Plastic Surgery AI Consultant
Industry
Healthcare
Client
therealpatients.org
Team
STARTER
Year
2024
We were hired to build an LLM-powered assistant that answers plastic surgery questions using curated medical literature, giving patients science-based information in plain language while staying locked to the domain and resisting manipulation attempts.

Challenge
The information landscape around plastic surgery is broken. Patients trying to make informed decisions are caught between medical literature they can't easily parse and a flood of marketing content, such as influencer promotions and misleading before-and-after photos, designed to sell procedures rather than inform. Some practitioners advertise qualifications they don't hold. Some patients receive no post-operative documentation, which makes it impossible to seek recourse when things go wrong.
The consequences are measurable. The NHS reports that treating complications from procedures performed abroad costs around £94 million per year, with cases rising 94% in three years. The real patients was built to address this gap and they needed a virtual assistant that could do what search engines and social media can't: provide clear, medically accurate answers grounded in peer-reviewed sources, without the noise.
The technical constraint was as important as the medical one. A healthcare-adjacent chatbot that drifts off-topic or can be manipulated into unreliable responses is worse than no chatbot at all. The system had to stay strictly within the plastic surgery domain and ground every answer in curated literature.
Approach
The build started with model selection. We evaluated GPTs, LLaMA, Falcon, Dolly, and Guanaco against a curated benchmark of 50 common plastic surgery questions and answers compiled from public and client-provided medical data. Each model was tested not just for accuracy but for its tendency to drift, hallucinate, or comply with off-topic prompts. The winner was the one that stayed most reliably on-domain.

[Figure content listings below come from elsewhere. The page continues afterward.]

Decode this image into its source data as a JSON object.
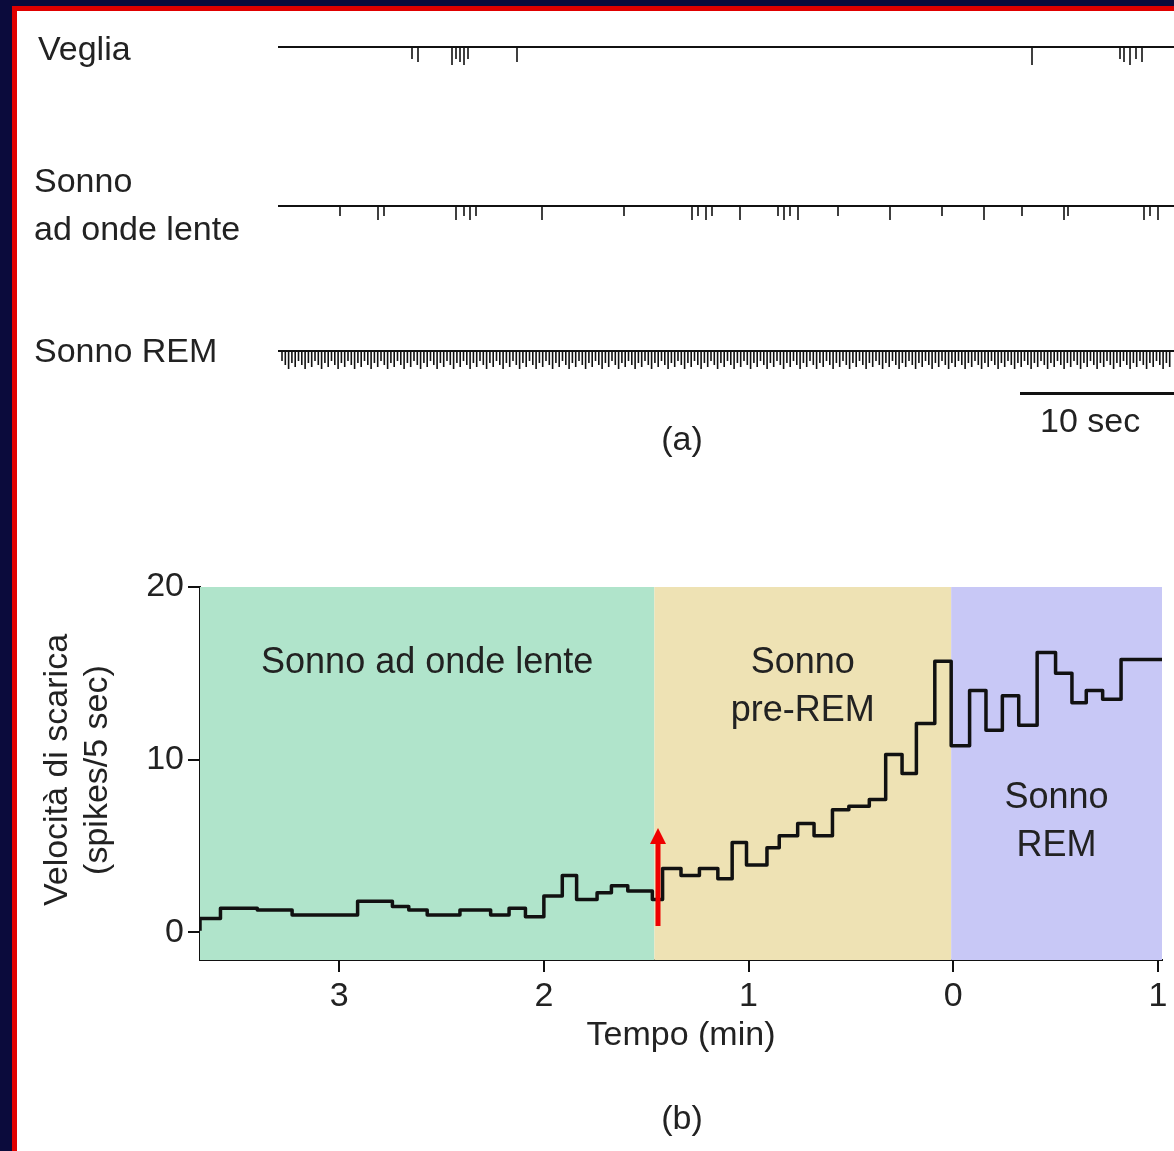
{
  "chart_data": [
    {
      "type": "other",
      "annotations": [
        "Veglia",
        "Sonno\nad onde lente",
        "Sonno REM",
        "10 sec",
        "(a)"
      ]
    },
    {
      "type": "step",
      "xlabel": "Tempo (min)",
      "ylabel": "Velocità di scarica (spikes/5 sec)",
      "xlim": [
        -3.68,
        1.02
      ],
      "ylim": [
        -1.6,
        20
      ],
      "xticks": [
        {
          "value": -3,
          "label": "3"
        },
        {
          "value": -2,
          "label": "2"
        },
        {
          "value": -1,
          "label": "1"
        },
        {
          "value": 0,
          "label": "0"
        },
        {
          "value": 1,
          "label": "1"
        }
      ],
      "yticks": [
        0,
        10,
        20
      ],
      "bands": [
        {
          "axis": "x",
          "from": -3.68,
          "to": -1.46,
          "label": "Sonno ad onde lente",
          "color": "#b0e4cb"
        },
        {
          "axis": "x",
          "from": -1.46,
          "to": -0.01,
          "label": "Sonno pre-REM",
          "color": "#eee2b4"
        },
        {
          "axis": "x",
          "from": -0.01,
          "to": 1.02,
          "label": "Sonno REM",
          "color": "#c8c8f6"
        }
      ],
      "series": [
        {
          "color": "#111111",
          "x": [
            -3.68,
            -3.58,
            -3.4,
            -3.23,
            -2.91,
            -2.74,
            -2.66,
            -2.57,
            -2.41,
            -2.26,
            -2.17,
            -2.09,
            -2.0,
            -1.91,
            -1.84,
            -1.74,
            -1.67,
            -1.59,
            -1.47,
            -1.42,
            -1.33,
            -1.24,
            -1.15,
            -1.08,
            -1.01,
            -0.91,
            -0.85,
            -0.76,
            -0.68,
            -0.59,
            -0.51,
            -0.41,
            -0.33,
            -0.25,
            -0.18,
            -0.09,
            -0.01,
            0.08,
            0.16,
            0.24,
            0.32,
            0.41,
            0.5,
            0.58,
            0.65,
            0.73,
            0.82,
            0.9,
            1.02
          ],
          "values": [
            0.1,
            0.8,
            1.4,
            1.3,
            1.0,
            1.8,
            1.5,
            1.3,
            1.0,
            1.3,
            1.0,
            1.4,
            0.9,
            2.1,
            3.3,
            1.9,
            2.3,
            2.7,
            2.4,
            1.9,
            3.7,
            3.3,
            3.7,
            3.1,
            5.2,
            3.9,
            4.9,
            5.6,
            6.3,
            5.6,
            7.1,
            7.3,
            7.7,
            10.3,
            9.2,
            12.1,
            15.7,
            10.8,
            14.0,
            11.7,
            13.7,
            12.0,
            16.2,
            15.0,
            13.3,
            14.0,
            13.5,
            15.8,
            15.8
          ]
        }
      ],
      "annotations": [
        "(b)"
      ]
    }
  ]
}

For the knowledge base, we built an automated pipeline that ingests PDFs from trusted medical sources, strips out irrelevant sections like reference lists, and creates a structured index of retrievable content. Chunking and context sliding techniques keep the information that reaches the LLM concise and relevant: the system retrieves targeted passages rather than dumping entire documents into context. This pipeline runs continuously, so the knowledge base stays current as new literature is published.
Security testing was treated as a first-class requirement. We ran manual jailbreak attempts and adversarial prompt injection to ensure the assistant refuses off-topic queries and maintains consistent behavior under hostile inputs. For a tool that influences health decisions, reliability under edge cases matters as much as accuracy under normal use.
The final system was deployed as a Python/Flask API in Docker on Google Cloud Platform to integrate directly with the client's existing web interface.
Architecture/Backend
Docker Python/Flask API; automated PDF ingestion, indexing & context-aware RAG.
AI/ML models
LLMs (GPT/LLaMA/Falcon) fine-tuned on surgery Q&A; adversarial jailbreak testing.
Infrastructure/Deployment
Google Cloud Platform; Docker; direct integration with therealpatients.org web platform.
Key results
Built a domain-locked medical assistant that provides science-based plastic surgery answers grounded in curated literature, replacing the marketing-heavy information landscape patients were navigating on their own.
Automated knowledge base construction from trusted medical PDFs with continuous ingestion, ensuring responses reflect current literature rather than static training data.
Hardened the system against manipulation through systematic jailbreak testing and adversarial prompt evaluation, meeting the reliability standard required for a tool that influences healthcare decisions.
Delivered a scalable, cloud-hosted assistant integrated with the client's platform, giving patients a way to access clear medical information without parsing complex scientific literature themselves.